The name of the syndrome was coined after a group of U.S. officials returned from Cuba and began reporting spontaneous “headaches, loss of balance, hearing, ringing in the ears and sometimes long-term brain damage,” according to Politico.
Dozens of officials working both abroad and on U.S. soil have experienced symptoms matching Havana Syndrome, with some State Department employees tailoring their careers to avoid potentially developing the condition, CNN reported. Vice President Kamala Harris’ flight to Vietnam in August was delayed for hours after her office was informed of possible Havana Syndrome at the U.S. embassy.
A 2018 scientific review commissioned by the State Department assessed that insects were “most likely” the cause of the condition, as opposed to targeted energy attacks by Russian spies, BuzzFeed News reported.
State Department officials have previously said they were not receiving adequate treatment and the bill commits the U.S. government to increasing the medical report provided to victims, CNN reported. The bipartisan bill was authored by Republican Sen. Susan Collins of Maine and co-sponsored by Sen. Marco Rubio of Florida and Democratic Sens. Mark Warner of Virginia and Jeanne Shaheen of New Hampshire.
Marc Polymeropoulos, a former senior CIA official who came back from Moscow in 2017 with the syndrome, told the Daily Caller News Foundation it was “outstanding” that the bill achieved the rarity that is bipartisan support. He said the signing of the bill was a “validation” of the struggles those affected by the syndrome face, “because a lot of people within the U.S. government didn’t believe it occurred.”
He expressed satisfaction that the bill was going to provide financial relief to people who “spent thousands of dollars out of pocket on our own medical care.” While Polymeropoulos said more could “absolutely” be done to help, he said the bill was a positive step towards the U.S. government righting a wrong.
Polymeropoulos said he has basically had a headache for almost four years and recently experienced a bout of extreme dizziness, vertigo, and ringing in his ears. “I suffered a debilitating injury … it’s always with me,” he told the DCNF.

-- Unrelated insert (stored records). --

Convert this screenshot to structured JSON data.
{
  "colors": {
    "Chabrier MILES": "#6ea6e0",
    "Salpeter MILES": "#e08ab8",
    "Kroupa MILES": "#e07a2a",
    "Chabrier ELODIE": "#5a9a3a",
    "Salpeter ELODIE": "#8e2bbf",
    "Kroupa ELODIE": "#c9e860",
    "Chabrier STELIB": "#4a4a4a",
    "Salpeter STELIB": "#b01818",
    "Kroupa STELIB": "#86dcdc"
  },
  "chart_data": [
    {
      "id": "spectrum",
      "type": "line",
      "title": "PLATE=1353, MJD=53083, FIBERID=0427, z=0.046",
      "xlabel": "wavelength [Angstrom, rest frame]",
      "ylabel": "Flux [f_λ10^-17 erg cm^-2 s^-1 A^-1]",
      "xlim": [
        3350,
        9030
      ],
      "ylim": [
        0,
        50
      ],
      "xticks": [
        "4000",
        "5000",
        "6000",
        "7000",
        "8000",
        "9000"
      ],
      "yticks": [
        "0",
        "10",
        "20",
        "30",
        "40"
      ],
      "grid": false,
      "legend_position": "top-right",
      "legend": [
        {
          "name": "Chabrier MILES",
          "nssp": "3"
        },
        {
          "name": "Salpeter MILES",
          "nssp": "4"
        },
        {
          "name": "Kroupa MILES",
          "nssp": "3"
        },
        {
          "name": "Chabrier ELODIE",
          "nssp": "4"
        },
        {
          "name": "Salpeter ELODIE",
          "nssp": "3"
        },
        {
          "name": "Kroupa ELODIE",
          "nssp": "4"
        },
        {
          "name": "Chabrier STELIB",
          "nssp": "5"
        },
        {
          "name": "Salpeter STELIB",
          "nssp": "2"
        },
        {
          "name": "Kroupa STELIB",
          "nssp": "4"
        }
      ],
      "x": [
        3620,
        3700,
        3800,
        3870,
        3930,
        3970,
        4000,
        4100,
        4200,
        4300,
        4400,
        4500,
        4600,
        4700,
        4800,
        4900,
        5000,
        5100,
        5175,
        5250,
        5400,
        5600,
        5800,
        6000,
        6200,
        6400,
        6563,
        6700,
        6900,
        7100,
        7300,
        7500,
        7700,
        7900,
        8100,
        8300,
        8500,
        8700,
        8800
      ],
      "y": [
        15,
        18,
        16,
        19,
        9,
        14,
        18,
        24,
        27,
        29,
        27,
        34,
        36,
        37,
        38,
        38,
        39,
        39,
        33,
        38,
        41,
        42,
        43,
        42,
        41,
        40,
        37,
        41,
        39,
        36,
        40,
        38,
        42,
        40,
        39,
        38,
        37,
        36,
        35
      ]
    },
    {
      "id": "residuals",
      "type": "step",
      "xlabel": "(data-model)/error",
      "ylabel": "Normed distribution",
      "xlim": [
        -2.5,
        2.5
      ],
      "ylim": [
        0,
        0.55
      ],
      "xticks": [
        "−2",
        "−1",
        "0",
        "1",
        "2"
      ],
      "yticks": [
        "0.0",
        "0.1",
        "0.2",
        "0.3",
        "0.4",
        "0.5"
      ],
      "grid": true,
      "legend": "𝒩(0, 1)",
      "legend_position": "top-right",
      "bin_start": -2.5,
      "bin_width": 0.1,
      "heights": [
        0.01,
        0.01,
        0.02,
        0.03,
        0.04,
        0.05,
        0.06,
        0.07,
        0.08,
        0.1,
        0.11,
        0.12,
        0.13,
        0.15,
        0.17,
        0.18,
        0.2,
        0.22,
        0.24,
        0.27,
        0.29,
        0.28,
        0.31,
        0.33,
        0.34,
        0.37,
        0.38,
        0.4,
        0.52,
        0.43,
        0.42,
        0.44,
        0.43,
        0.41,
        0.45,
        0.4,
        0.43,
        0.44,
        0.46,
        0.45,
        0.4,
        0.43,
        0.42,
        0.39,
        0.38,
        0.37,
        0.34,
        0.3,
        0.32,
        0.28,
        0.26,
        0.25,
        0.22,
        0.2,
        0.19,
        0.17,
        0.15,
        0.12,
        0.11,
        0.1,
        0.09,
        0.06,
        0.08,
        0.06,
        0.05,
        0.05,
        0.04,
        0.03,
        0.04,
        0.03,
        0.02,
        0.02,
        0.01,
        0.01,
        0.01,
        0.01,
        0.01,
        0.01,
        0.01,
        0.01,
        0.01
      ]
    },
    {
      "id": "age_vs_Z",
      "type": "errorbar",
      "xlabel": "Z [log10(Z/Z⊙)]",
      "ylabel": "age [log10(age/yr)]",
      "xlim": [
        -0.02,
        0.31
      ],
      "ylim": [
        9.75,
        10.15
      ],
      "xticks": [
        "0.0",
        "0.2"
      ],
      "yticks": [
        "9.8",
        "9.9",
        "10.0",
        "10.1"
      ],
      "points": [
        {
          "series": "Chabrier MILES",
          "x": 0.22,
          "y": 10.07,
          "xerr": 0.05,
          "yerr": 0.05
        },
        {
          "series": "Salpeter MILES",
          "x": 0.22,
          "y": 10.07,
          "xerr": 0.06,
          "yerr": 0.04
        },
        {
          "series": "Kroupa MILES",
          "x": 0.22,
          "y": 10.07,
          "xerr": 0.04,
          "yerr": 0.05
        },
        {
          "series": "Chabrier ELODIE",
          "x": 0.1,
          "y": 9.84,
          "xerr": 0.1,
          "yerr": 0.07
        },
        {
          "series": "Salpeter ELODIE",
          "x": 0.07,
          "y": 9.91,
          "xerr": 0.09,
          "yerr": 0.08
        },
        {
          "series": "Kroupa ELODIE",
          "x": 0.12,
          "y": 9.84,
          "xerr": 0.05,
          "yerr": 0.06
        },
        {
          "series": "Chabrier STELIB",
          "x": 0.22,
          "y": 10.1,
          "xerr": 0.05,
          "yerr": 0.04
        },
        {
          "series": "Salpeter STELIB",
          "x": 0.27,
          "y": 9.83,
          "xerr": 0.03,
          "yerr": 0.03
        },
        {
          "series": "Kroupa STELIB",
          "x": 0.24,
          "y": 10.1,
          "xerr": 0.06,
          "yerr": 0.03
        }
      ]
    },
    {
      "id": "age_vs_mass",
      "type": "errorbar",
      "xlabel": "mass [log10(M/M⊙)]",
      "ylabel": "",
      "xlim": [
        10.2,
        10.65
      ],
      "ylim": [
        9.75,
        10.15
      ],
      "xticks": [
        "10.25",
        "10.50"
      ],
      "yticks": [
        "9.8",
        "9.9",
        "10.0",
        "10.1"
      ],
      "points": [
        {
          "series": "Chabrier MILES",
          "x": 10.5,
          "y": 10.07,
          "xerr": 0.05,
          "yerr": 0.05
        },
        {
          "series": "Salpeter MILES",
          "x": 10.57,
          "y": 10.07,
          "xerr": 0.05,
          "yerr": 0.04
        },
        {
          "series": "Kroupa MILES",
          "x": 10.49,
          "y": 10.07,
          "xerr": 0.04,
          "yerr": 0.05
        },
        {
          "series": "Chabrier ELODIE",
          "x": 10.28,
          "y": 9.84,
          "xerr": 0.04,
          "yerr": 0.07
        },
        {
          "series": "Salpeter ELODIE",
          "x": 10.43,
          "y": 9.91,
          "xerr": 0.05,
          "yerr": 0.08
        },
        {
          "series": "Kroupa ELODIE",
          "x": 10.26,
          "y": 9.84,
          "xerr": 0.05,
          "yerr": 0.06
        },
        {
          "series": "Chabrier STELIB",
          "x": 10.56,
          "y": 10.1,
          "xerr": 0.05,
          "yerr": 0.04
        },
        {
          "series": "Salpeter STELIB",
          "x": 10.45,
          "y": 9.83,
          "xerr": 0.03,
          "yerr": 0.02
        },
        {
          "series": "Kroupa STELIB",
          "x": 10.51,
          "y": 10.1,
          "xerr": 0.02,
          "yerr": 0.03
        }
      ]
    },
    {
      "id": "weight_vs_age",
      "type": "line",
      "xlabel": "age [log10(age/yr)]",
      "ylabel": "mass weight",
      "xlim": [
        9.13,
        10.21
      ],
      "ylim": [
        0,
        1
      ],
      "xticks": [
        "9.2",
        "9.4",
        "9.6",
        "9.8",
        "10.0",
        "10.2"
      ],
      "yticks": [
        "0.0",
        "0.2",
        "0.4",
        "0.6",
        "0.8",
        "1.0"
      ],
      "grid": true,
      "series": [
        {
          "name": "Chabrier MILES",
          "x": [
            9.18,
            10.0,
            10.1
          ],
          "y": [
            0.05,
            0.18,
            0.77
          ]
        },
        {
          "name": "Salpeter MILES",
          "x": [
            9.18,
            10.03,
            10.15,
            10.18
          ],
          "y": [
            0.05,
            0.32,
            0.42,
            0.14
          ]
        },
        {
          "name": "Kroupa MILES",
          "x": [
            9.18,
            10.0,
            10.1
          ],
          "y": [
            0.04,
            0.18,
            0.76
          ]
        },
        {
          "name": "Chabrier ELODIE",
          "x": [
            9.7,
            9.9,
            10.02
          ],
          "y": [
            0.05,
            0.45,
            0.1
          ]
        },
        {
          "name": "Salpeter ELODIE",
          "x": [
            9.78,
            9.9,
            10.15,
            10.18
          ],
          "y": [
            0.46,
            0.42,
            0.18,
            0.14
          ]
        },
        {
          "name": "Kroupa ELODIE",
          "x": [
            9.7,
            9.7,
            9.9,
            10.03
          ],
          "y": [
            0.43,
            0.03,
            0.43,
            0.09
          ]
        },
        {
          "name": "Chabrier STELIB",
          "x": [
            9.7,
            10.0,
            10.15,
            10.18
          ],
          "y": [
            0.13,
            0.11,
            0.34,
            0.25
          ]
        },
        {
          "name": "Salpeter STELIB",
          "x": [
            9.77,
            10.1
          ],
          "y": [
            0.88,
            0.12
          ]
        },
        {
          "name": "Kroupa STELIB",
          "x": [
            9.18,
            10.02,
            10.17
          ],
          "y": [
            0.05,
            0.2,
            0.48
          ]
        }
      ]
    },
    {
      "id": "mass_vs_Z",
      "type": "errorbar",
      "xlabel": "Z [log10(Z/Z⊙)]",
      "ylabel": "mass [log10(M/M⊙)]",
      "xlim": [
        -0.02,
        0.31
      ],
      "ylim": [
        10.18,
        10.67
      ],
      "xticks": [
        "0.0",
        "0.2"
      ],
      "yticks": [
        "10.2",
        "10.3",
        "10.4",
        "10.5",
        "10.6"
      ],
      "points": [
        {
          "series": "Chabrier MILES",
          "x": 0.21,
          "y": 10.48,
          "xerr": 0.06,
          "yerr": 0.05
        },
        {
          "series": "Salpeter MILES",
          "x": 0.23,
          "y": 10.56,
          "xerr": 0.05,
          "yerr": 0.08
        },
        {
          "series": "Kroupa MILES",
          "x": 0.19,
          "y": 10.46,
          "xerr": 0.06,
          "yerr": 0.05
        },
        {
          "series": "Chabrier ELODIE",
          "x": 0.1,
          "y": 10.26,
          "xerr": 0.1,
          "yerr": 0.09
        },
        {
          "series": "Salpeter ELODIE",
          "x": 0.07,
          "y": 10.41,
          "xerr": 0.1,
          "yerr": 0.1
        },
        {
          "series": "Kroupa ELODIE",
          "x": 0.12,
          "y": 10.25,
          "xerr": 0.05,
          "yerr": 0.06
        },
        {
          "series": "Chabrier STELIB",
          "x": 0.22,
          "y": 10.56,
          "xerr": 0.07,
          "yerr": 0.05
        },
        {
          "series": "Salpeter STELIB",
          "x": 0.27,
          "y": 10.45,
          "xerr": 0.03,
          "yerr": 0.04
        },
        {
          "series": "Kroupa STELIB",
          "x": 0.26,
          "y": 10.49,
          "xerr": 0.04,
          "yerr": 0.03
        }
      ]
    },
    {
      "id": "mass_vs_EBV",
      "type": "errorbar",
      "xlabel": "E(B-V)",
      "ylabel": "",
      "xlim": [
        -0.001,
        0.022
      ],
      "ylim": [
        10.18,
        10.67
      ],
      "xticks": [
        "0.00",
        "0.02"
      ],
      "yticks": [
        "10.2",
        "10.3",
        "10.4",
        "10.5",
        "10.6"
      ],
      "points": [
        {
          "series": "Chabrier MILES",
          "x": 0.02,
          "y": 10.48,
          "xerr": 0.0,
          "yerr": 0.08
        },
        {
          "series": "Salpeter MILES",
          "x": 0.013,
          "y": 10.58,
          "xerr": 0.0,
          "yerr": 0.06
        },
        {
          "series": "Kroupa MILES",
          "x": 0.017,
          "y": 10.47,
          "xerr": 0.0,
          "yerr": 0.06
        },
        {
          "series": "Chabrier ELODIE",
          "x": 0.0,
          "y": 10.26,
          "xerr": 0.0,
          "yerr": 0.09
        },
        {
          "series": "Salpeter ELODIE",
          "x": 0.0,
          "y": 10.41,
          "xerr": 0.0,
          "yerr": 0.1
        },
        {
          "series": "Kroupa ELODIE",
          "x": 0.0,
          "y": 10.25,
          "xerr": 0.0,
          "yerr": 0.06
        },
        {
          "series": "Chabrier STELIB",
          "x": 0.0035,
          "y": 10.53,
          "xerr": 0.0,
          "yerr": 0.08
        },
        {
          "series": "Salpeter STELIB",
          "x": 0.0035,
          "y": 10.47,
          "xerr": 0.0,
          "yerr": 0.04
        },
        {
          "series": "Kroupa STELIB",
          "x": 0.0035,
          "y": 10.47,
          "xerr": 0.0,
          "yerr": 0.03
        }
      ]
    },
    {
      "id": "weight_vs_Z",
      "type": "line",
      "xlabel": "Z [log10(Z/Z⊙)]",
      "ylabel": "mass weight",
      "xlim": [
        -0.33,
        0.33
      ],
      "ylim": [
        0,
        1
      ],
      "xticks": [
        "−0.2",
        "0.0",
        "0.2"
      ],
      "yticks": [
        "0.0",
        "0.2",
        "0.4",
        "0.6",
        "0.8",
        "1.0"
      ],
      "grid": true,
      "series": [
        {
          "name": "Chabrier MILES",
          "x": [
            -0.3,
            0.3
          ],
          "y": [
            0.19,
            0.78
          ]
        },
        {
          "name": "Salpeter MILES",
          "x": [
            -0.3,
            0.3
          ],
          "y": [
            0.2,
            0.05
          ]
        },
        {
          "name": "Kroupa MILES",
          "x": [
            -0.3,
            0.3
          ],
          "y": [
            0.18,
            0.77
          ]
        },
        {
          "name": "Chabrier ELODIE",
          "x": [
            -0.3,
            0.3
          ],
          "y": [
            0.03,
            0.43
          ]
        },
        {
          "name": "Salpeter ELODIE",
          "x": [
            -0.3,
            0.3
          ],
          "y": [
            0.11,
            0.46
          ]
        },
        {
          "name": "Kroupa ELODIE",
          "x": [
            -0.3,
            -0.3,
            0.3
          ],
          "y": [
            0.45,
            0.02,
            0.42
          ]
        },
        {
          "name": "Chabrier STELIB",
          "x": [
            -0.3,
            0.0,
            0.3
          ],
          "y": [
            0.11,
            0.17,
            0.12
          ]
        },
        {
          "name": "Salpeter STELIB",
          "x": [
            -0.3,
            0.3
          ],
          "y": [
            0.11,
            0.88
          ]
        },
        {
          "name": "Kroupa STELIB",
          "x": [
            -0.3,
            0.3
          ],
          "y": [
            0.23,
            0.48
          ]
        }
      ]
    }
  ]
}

Out of all the government agencies handling the situation, Polymeropoulos said the State Department is the one that needs to catch up. “Unlike at the CIA where Bill Burns has met with, I think, every individual [who] has been affected by this, Secretary of State Blinken had not until recently,” Polymeropoulos said.
“What you really need is a whole of government approach,” he said. “But, for whatever reason, State’s behind.”